Lueur nocturne sur la Terre vue depuis la Station spatiale internationale. (NASA)
Sur Mars, des lueurs nocturnes infrarouges et ultraviolettes ont été observées. Les scientifiques ont même observé sur Mars des lueurs diurnes causées par l’absorption atmosphérique et la libération de l’énergie du rayonnement solaire dans le spectre visible, bien que vous ne puissiez pas les voir vous-même, en tant qu’explorateur de Mars, car la lumière du jour est tout simplement trop brillante.
Mais selon les chercheurs :
Aucun spectre de lueur nocturne n’a été observé jusqu’à présent dans le domaine visible. La lumière solaire diffuse empêche de telles mesures depuis le sol de la Terre et aucun instrument spatial n’a observé la lueur nocturne visible de Mars.
Jusqu’à aujourd’hui. Intrigués par la découverte de lueurs nocturnes dans l’infrarouge et l’ultraviolet et de lueurs diurnes dans le visible et l’ultraviolet sur Mars, Gérard et ses collègues ont étudié les données de la sonde Trace Gas Orbiter, en pointant les instruments à la lisière de l’atmosphère, à la recherche de signes de lueurs nocturnes dans les longueurs d’onde de l’ultraviolet et du visible.
Ils en ont trouvé. Entre 40 et 60 kilomètres d’altitude, des lueurs nocturnes visibles ont été observées au pôle sud pendant l’hiver martien. Selon les chercheurs, cette lueur est le résultat de la combinaison d’atomes d’oxygène transportés depuis la journée martienne ensoleillée avec du dioxygène (O2), émettant ainsi une lueur suffisamment brillante pour être vue depuis le sol.
Représentation artistique de la sonde ExoMars Trace Gas Orbiter de l’ESA détectant la lueur verte de l’oxygène dans l’atmosphère martienne. Cette émission, repérée sur le côté jour de Mars, est similaire à la lueur nocturne observée dans l’atmosphère terrestre depuis l’espace. (ESA)
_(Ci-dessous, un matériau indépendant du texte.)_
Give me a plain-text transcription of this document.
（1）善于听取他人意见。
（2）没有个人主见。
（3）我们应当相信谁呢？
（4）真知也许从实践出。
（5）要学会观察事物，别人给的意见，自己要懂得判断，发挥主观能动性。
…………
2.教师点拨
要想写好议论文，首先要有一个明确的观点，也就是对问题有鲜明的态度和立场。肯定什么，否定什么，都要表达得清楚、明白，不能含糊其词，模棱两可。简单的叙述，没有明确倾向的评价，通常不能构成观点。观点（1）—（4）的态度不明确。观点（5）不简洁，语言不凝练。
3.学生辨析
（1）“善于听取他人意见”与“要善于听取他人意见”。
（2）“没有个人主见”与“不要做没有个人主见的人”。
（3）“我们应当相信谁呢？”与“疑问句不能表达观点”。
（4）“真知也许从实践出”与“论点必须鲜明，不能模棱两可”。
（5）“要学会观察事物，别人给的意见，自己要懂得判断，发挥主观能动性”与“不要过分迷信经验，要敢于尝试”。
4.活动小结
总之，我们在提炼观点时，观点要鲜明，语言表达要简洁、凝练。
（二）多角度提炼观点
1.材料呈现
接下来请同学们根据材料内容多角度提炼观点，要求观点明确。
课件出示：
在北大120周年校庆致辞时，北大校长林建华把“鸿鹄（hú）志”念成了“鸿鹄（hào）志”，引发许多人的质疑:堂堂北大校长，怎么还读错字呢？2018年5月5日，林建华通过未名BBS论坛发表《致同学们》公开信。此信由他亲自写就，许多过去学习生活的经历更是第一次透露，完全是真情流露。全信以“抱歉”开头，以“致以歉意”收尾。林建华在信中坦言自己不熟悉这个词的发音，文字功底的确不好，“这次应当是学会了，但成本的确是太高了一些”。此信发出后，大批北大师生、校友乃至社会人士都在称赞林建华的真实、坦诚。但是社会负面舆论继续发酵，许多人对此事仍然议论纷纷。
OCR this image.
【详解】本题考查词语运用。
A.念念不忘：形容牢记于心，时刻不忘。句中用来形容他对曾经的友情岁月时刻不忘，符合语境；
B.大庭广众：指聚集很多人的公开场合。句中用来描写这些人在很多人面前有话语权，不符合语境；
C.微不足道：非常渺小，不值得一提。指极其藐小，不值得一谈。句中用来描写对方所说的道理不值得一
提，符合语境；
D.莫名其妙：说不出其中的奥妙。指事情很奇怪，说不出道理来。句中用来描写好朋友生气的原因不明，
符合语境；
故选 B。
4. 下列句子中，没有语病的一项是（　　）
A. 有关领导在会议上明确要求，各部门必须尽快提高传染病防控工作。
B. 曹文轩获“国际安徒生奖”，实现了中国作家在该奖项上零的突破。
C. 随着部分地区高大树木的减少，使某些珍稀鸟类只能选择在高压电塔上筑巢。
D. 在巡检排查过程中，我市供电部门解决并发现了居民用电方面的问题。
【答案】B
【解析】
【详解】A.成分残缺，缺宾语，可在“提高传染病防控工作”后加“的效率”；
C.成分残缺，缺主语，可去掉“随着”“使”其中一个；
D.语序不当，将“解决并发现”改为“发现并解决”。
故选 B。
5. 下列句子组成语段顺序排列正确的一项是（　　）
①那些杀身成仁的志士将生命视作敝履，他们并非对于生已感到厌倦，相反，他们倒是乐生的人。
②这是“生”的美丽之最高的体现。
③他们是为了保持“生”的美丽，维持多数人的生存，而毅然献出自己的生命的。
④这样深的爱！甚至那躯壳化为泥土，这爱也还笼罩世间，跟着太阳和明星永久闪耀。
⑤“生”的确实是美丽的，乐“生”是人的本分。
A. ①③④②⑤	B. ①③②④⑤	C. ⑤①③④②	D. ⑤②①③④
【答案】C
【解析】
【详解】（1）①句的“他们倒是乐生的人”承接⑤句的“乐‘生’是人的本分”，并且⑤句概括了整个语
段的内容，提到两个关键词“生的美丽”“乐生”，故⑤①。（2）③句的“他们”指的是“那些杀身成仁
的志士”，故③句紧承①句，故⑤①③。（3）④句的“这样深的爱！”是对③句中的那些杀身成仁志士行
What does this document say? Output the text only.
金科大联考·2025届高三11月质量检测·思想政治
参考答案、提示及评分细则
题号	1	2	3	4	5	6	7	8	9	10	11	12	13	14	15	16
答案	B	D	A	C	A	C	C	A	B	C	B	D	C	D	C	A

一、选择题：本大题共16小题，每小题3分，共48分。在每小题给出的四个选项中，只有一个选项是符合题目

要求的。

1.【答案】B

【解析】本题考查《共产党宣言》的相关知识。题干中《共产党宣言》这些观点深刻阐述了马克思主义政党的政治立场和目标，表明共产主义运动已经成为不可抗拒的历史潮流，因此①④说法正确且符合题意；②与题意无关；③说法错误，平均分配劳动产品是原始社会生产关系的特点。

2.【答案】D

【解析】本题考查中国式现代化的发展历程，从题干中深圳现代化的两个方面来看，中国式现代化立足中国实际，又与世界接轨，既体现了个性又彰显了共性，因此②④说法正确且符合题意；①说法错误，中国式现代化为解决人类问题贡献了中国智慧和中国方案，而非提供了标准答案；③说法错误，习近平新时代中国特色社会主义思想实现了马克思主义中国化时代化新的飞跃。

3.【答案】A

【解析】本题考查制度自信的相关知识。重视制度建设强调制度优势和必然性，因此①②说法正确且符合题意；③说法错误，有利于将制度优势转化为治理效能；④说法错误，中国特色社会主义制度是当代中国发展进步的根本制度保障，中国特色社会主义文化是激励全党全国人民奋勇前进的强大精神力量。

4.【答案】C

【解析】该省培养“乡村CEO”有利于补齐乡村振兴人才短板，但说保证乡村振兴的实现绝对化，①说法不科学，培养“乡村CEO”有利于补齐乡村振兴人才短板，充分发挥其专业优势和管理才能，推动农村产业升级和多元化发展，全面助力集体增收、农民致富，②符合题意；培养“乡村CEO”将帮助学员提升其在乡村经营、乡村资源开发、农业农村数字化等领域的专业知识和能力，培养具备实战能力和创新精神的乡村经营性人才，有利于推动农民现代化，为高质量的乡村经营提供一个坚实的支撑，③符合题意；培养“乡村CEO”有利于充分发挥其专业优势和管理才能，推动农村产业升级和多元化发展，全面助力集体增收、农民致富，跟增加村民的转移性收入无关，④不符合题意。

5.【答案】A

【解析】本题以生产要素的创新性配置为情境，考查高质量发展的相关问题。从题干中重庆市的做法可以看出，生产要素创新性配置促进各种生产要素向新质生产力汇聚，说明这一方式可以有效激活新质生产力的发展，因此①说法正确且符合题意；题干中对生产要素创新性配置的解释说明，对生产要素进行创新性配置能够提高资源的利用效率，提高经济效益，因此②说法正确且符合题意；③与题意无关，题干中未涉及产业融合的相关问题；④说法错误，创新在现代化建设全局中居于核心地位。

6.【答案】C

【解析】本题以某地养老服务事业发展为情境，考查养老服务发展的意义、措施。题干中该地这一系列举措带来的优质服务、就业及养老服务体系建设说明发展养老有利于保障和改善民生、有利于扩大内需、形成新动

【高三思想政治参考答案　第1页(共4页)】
À l’heure actuelle, aucun être humain n’est encore présent sur Mars. Les agences spatiales y travaillent, mais on en est encore loin. Dans l’immédiat, la découverte d’une lueur nocturne visible permet de tirer des conclusions scientifiques intéressantes. En effet, les lueurs atmosphériques de toutes sortes sont des indicateurs de la chimie, de la circulation et des processus atmosphériques. Mars n’a qu’une très fine atmosphère, et comprendre ce qu’elle contient peut aider à comprendre pourquoi, et où est passé le reste de l’atmosphère. Cela peut également nous aider à comprendre pourquoi certains mondes sont habitables, comme la Terre, et comment certains finissent autrement, ce qui intéresse les scientifiques à la recherche de mondes habitables ailleurs dans la galaxie. Et, bien sûr, le fait de savoir comment fonctionne l’atmosphère de Mars sera utile aux futurs explorateurs.
Selon les chercheurs :
Cette lueur nocturne d’O2 devrait être observable depuis un orbiteur martien ainsi que depuis la surface martienne à l’œil nu dans des conditions de ciel clair. Ces observations ouvrent la voie à de futures observations globales de la circulation atmosphérique martienne à l’aide d’instruments plus simples et moins coûteux.
L’étude publiée dans Nature Astronomy : Observation of the Mars O2 visible nightglow by the NOMAD spectrometer onboard the Trace Gas Orbiter et présentée sur le site de l’ESA : A green glow in the martian night.